A revolta à direita está ligada à turbulência política dos últimos dois anos e aos impasses sociais na habitação ou na saúde, sem dúvida. Tentarei abordá-la também olhando o seu pano de fundo: estagnação capitalista, catástrofe climática e risco de guerra nuclear.
A desconexão dos grandes medos
É tremenda a desconexão entre a profundidade da atual “policrise” e a dinâmica do conflito político realmente existente. Enquanto ouvimos Guterres admitir que um imprevisto sobreaquecimento dos oceanos pode resultar na aceleração do aquecimento global, o conflito climático é distorcido em traduções banais no quotidiano – do aumento do IUC e dos subsídios à agricultura até aos delírios de uma seita (Ventura e Mortágua são ambos “generais para seguir a guerra contra a Humanidade”, Climáximo dixit). Esta desconexão lateraliza o confronto político sobre o clima, mas, apesar disso, existe na sociedade uma consciência difusa da mudança do estado do mundo, um medo da tormenta que vem e do que ela pode implicar. Esse pressentimento político concede espaço à extrema-direita negacionista, que se afirma como anestésico e refúgio, o poder do mundo antigo contra a ciência e contra os políticos que, alegando a ciência, explicam ao povo que os novos sacrifícios serão verdes.
A desconexão é grande também no tema das guerras. A mais longa é travadacontra as migrações. Ela prossegue sob consenso europeu e com apoio na narrativa da extrema-direita (invasão, substituição, islamização). A desumanização do sul atravessa o Rubicão com o genocídio em Gaza, o primeiro na história que é transmitido em tempo real. Europa e Estados Unidos têm a co-autoria logística e moral e a extrema-direita vibra na defesa da última colonização, que Israel conduz na Palestina como bastião da supremacia branca.

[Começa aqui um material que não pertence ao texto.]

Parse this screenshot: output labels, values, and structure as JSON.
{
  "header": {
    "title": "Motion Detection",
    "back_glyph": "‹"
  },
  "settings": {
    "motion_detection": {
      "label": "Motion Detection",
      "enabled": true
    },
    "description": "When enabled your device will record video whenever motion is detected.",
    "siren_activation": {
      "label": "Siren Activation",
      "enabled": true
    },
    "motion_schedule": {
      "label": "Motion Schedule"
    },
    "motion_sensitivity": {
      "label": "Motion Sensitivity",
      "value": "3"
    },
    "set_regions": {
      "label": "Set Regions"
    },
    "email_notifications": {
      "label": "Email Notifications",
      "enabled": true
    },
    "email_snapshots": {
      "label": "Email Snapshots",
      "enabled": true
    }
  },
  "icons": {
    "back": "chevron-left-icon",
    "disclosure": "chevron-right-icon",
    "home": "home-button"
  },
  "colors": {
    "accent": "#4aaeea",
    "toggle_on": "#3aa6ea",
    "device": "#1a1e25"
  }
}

Mas é em torno da Ucrânia que mais ribombam os tambores da militarização, da promoção da NATO e do reforço do orçamento militar. Rui Tavares dizia há dias, sobre a aquisição de material militar, que “a UE é uma boa central de compras, é possível ter mais poder negocial, baixar os preços e cada estado-membro poupar”. Esta trivialização da militarização convive com a inaudita admissão, em França e na Alemanha, da hipótese de envolvimento direto contra a Rússia. Como se fosse possível abdicar de uma Conferência para negociações de paz sem promover uma escalada do risco nuclear sem precedentes desde a segunda guerra mundial.
Não desvalorizo o peso da conjuntura portuguesa – da descoberta das notas escondidas pelo chefe de gabinete de António Costa até às crises da habitação e da saúde. Mas o que empurra centenas de milhares de pessoas do sofá ou do café para irem votar Chega são também os grandes medos que pairam sobre as aflições quotidianas do povo, o medo de perder e perder tudo. Até aquele lugar que os algoritmos ensinam aos rapazes que é o lugar dos homens.

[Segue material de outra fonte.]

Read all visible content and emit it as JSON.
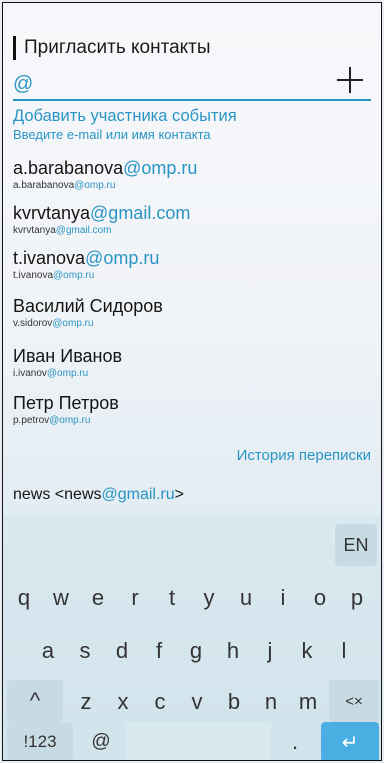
{
  "header": {
    "title": "Пригласить контакты"
  },
  "input": {
    "value": "@"
  },
  "hint": {
    "title": "Добавить участника события",
    "subtitle": "Введите e-mail или имя контакта"
  },
  "contacts": [
    {
      "name_pre": "a.barabanova",
      "name_hl": "@omp.ru",
      "email_pre": "a.barabanova",
      "email_hl": "@omp.ru"
    },
    {
      "name_pre": "kvrvtanya",
      "name_hl": "@gmail.com",
      "email_pre": "kvrvtanya",
      "email_hl": "@gmail.com"
    },
    {
      "name_pre": "t.ivanova",
      "name_hl": "@omp.ru",
      "email_pre": "t.ivanova",
      "email_hl": "@omp.ru"
    },
    {
      "name_pre": "Василий Сидоров",
      "name_hl": "",
      "email_pre": "v.sidorov",
      "email_hl": "@omp.ru"
    },
    {
      "name_pre": "Иван Иванов",
      "name_hl": "",
      "email_pre": "i.ivanov",
      "email_hl": "@omp.ru"
    },
    {
      "name_pre": "Петр Петров",
      "name_hl": "",
      "email_pre": "p.petrov",
      "email_hl": "@omp.ru"
    }
  ],
  "history_link": "История переписки",
  "news": {
    "pre": "news <news",
    "hl": "@gmail.ru",
    "post": ">"
  },
  "keyboard": {
    "lang": "EN",
    "row1": [
      "q",
      "w",
      "e",
      "r",
      "t",
      "y",
      "u",
      "i",
      "o",
      "p"
    ],
    "row2": [
      "a",
      "s",
      "d",
      "f",
      "g",
      "h",
      "j",
      "k",
      "l"
    ],
    "row3": [
      "z",
      "x",
      "c",
      "v",
      "b",
      "n",
      "m"
    ],
    "shift": "^",
    "backspace": "<×",
    "symbols": "!123",
    "at": "@",
    "dot": ".",
    "enter": "↵"
  }
}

Está extensamente documentado o patrocínio dos poderes extrativistas à nova direita radicalizada, a começar pelo petróleo. As redes internacionais de financiamento são conhecidas. Mas o sucesso desta agressividade política – nacionalismo e cultura de negação (da evidência climática, da humanidade do outro) – não é mera indução propagandística. Enquanto nega e odeia, enquanto urra o velho privilégio que o feminismo vem ameaçar, o discurso da extrema-direita faz a conexão com os grandes medos não enunciados.
Em defesa da polarização
Pelo que já ficou dito, resulta evidente que a esquerda não pode limitar-se a responder no campo da tática e a enunciar a resistência. Ou melhor: para fazê-lo eficazmente, tem que partir da sua visão do mundo radicalmente antagónica à do capitalismo liberal. Socialismo e cooperação internacional são condições de sobrevivência da humanidade. Já na campanha eleitoral europeia, a defesa da planificação económica ecossocialista estará no centro, a par de uma resposta frontal sobre a guerra infinita, a explosão do Médio Oriente, a Europa fortaleza e o cemitério no Mediterrânico. A esquerda internacionalista refuta a ilusão provinciana num mundo que rebenta sem comprometer a felicidade sitiada do nosso jardim.

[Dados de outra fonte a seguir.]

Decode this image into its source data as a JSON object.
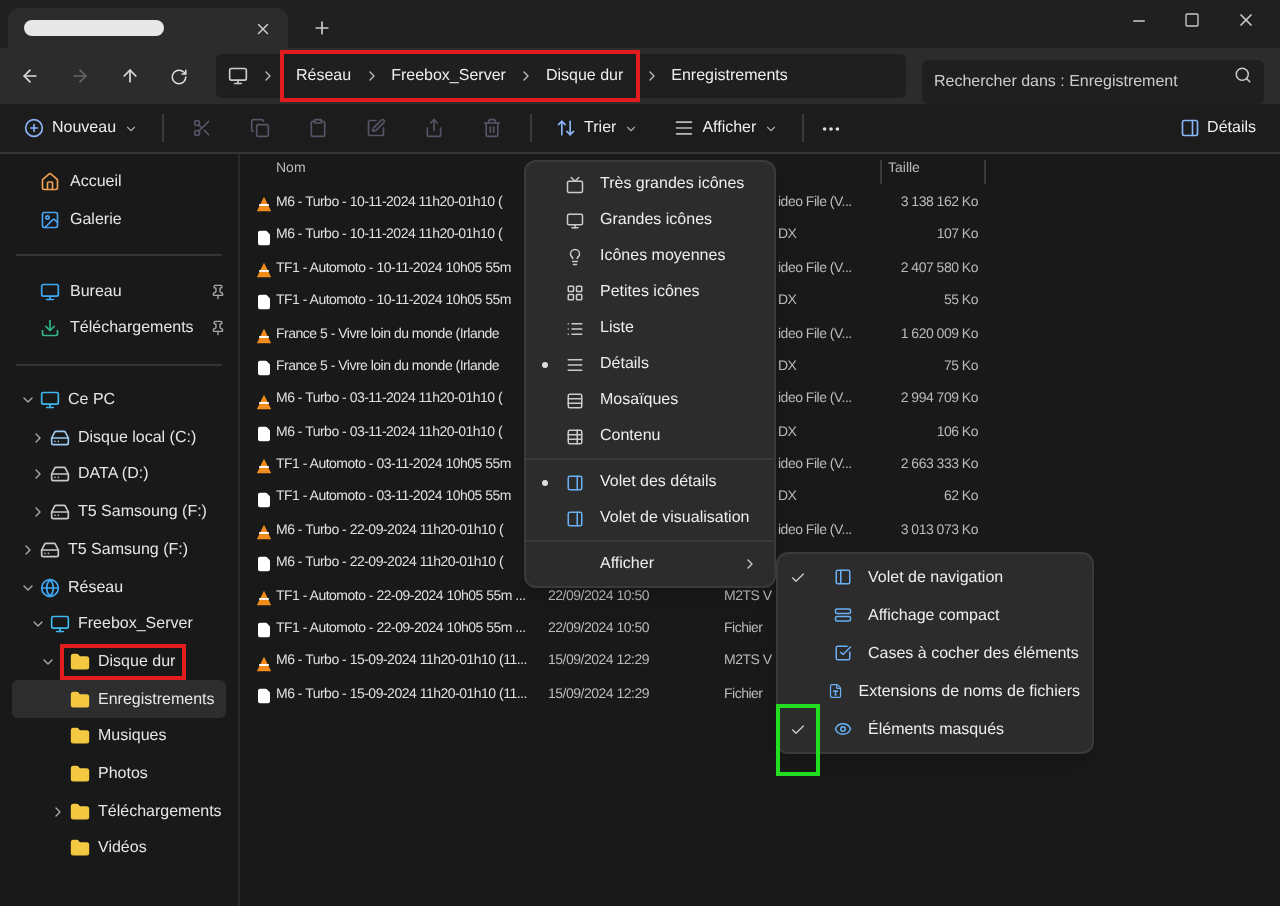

A afirmação da identidade estratégica do Bloco de Esquerda é essencial no período que agora se abre. Não faltará quem veja na viragem à direita um convite à moderação, ao nivelamento e a uma trégua permanente com o PS. Nesse espaço político cresceu o partido Livre, num regresso da família política dos Verdes Europeus aos cinco deputados (agora invertendo a composição de 2019, quando o Livre obteve um assento e o PAN quatro).
Ora, a nossa estratégia é outra. Em vez de governos de centrão com a extrema-direita a avançar, como sucede nos países onde liberais, verdes e socialistas se revezam em coligações, lutamos por transformar a esquerda numa força hegemónica a partir da rutura com a ordem liberal, com capacidade de disputar o terreno do medo, nos temas do clima, da guerra e da igualdade de género, bem como para conquistar novos patamares de proteção social e acesso a direitos. Para impedir o crescimento das forças neofascistas, que estão em vias de receber o encargo da aplicação do programa neoliberal, a nossa hipótese é um pólo socialista e popular à altura de responder à frustração social causada pela governação do centro. A França Insubmissa demonstra que essa possibilidade está aberta.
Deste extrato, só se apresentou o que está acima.